Under s530, in order to be charged with serious animal cruelty a person must express the intention to inflict severe pain by torturing, beating or committing any other serious act of cruelty on an animal, and also, kill or serious injury, or cause prolonged suffering to the animal. As with any piece of legislation, statutory interpretation is needed to determine the components that are necessary to be made out by the prosecution.  There are three elements to s530(1) of the Crimes Act. There must be:

  1. an intention to inflict serious pain
  2. an act that was committed upon the animal
  3. xwhere the animal is killed, seriously injured, or had suffered for a prolonged period

For the offence to be made out, these 3 elements must be proven beyond a reasonable doubt by the prosecution[5]. The maximum penalty for this offence is imprisonment for 5 years.


No jail time

Magistrate Corry said the defendant had “caused severe injuries” to Bouncer and “allowed it (sic) to suffer unnecessarily for hours with its throat cut[6]”. Vanderschoot was found guilty so presumably satisfied the 3 elements of the offence. Despite this, Vanderschoot received a 12 month intensive corrections order to be served in the community, subject to strict conditions. In sentencing, the magistrate considered the defendant’s age and a psychological report presented to the court[7]. Maximum penalties are rarely even given during sentencing so it was unlikely that Vanderschoot would have received 5 years. In sentencing, a magistrate can take into account, the nature and seriousness of the crime, the circumstances of the offender, the need to deter the convicted offender from committing further crimes, and the need to deter others from committing similar crimes.  This case was heard at the Magistrates Court and therefore is not reported as in the higher courts. However, it is obvious from the sentence that the magistrate put more weight on the circumstances of Vanderschoot rather than the seriousness of the crime[8].
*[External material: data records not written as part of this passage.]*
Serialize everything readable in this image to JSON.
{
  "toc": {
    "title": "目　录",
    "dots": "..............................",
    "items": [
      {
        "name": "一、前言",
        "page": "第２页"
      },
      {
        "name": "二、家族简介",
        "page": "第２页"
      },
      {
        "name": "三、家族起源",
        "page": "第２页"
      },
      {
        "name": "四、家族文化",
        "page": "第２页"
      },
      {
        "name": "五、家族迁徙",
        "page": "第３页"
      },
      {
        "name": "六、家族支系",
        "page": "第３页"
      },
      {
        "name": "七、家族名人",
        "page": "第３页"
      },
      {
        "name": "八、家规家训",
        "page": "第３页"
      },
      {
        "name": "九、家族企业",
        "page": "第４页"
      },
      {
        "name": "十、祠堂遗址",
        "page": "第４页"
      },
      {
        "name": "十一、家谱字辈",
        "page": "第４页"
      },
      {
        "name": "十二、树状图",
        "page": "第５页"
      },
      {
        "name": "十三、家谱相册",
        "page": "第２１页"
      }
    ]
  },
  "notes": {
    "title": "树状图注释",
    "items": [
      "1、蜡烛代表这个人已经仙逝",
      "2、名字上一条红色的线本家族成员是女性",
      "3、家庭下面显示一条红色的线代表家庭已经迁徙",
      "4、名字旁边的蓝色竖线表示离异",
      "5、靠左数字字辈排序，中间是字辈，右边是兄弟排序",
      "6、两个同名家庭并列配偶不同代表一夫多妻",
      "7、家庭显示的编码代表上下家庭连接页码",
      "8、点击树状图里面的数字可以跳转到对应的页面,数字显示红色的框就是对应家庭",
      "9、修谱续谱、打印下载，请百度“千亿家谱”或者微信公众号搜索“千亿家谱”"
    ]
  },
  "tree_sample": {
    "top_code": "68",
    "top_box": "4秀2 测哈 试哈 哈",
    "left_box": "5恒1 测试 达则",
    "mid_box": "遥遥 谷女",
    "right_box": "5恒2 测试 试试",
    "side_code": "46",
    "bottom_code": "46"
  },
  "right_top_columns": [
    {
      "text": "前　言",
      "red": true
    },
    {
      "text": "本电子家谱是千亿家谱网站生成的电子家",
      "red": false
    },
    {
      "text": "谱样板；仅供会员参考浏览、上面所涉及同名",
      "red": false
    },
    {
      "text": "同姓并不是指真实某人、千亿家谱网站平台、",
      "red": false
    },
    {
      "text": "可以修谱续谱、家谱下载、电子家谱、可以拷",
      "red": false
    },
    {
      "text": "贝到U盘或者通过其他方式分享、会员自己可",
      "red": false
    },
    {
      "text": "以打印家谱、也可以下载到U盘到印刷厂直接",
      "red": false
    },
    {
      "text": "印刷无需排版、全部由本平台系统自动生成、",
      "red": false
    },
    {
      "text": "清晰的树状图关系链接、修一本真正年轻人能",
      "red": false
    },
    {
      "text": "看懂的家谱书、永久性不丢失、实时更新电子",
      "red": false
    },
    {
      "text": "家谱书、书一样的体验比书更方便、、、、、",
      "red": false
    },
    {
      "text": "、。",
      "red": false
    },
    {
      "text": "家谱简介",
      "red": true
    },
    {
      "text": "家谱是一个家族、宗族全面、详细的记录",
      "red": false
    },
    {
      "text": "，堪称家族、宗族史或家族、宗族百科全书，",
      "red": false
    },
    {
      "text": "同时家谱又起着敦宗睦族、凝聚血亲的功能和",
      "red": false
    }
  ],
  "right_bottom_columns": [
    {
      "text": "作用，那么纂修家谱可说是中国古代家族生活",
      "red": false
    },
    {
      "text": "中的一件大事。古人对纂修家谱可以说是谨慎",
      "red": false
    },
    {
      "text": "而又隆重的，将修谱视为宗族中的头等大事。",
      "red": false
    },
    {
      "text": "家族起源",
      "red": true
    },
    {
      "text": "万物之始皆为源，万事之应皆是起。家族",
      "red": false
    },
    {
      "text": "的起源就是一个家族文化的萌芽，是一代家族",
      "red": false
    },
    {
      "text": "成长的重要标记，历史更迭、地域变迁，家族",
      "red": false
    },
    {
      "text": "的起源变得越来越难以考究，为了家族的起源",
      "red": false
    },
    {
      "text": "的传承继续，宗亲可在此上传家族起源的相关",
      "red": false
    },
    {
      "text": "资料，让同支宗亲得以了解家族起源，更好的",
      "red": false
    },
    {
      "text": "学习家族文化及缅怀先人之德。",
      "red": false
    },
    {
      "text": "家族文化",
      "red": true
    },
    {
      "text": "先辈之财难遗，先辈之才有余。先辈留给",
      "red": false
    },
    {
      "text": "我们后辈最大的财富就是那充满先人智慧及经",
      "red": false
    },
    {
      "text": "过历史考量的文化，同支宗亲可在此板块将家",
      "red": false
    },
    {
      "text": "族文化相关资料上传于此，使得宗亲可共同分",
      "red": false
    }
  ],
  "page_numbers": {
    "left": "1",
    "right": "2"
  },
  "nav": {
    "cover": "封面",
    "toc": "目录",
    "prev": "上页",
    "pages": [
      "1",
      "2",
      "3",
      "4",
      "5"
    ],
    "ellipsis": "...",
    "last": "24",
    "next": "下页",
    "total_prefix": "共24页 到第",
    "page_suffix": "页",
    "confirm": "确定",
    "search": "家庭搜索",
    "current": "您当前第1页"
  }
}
While recognising the importance of rehabilitation, it is hard to reconcile that Vanderschoot was found guilty of serious animal cruelty and not is not serving his sentence in jail. A person who commits this type of offence should be separated from the community to protect the public, as with any other violent crime. A 2002 study was the first to demonstrate the significant association between animal cruelty,anti-social personality traits and polysubstance abuse[9]. There is also evidence that animal cruelty and lead to bullying[10], child abuse, and other violent crimes including murder[11].  The seriousness of animal cruelty is undeniable and needs to be addressed by the judicial system.

Finally, it is worth mentioning again that as this case was heard at the Magistrates Court, and has no precedent value. This means that the appellate courts will take this judgment into consideration but is not binding. Therefore, this decision does not necessarily mean that every person guilty of serious animal cruelty will receive this sentence.  Its is within the judge’s discretion to give a greater or even lesser sentence. This being said, Bouncer, who has now recovered, deserves better.  As does the AWL Vets and Vet Nurses who put him back together, the inspectors who investigated the offence, and the AWL, and DPP lawyers who prosecuted the matter.